Team-based nursing, known as Kirwat, originated as a way for working clinicians to share knowledge and skills. The idea was that, while the individual practitioner would be able to provide a certain set of skills, the team could share information on how to maximize and achieve them.
The first iteration of this vision emerged after World War II, when economics drove hospitals and medical schools to become coordinated, said Dr. Stephen Mastrodonato, president of a nonprofit called TeamNurse. The model proved effective in community hospitals, but in the 1960s and ’70s, hospitals that relied primarily on beds — where the nursing staff was located directly on site — and not nursing schools emerged. Combined with the loss of human resources to medical schools and the training available at community facilities, these new methods began to impose on nurses.
One group of nurses soon learned the differences between team-based and individual-based nursing and felt it was time to “recycle” the old model back into the practices of their predecessors. Led by the president of the American Nurses Association, Dr. Millicent Jones, the group proposed establishing a single professional division instead of separate teams within a hospital. The strategy was not a formalized choice, but it reflected the philosophy that the division would foster the nurses’ sharing of knowledge and the efficient use of services. Team-based nursing developed as a “natural way” for nurses to share knowledge in an efficient manner.

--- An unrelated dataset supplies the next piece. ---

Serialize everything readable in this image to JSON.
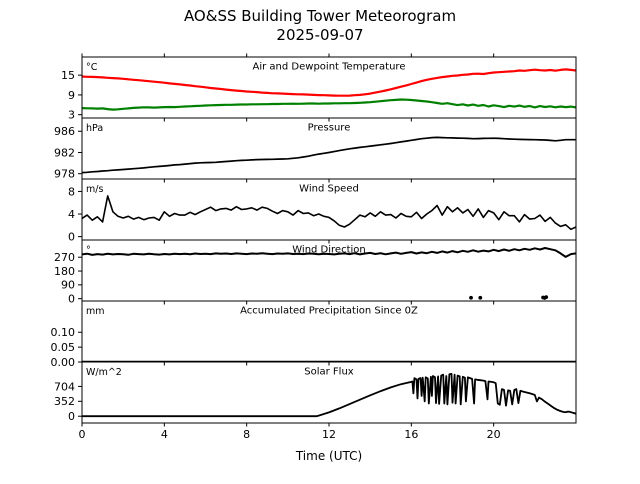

The failure of the proposal to be adopted, however, wasn’t because it did not embody the original vision. It was rejected because the changes made it more than just a shift in hierarchy. “In the short run, team-based nursing was met with resistance because it didn’t represent individual responsibility and individual care, but focused on the creation of an organization and required greater authority for nurses,” said Karen Mazek, a community nurse who began to push for change in the 1990s.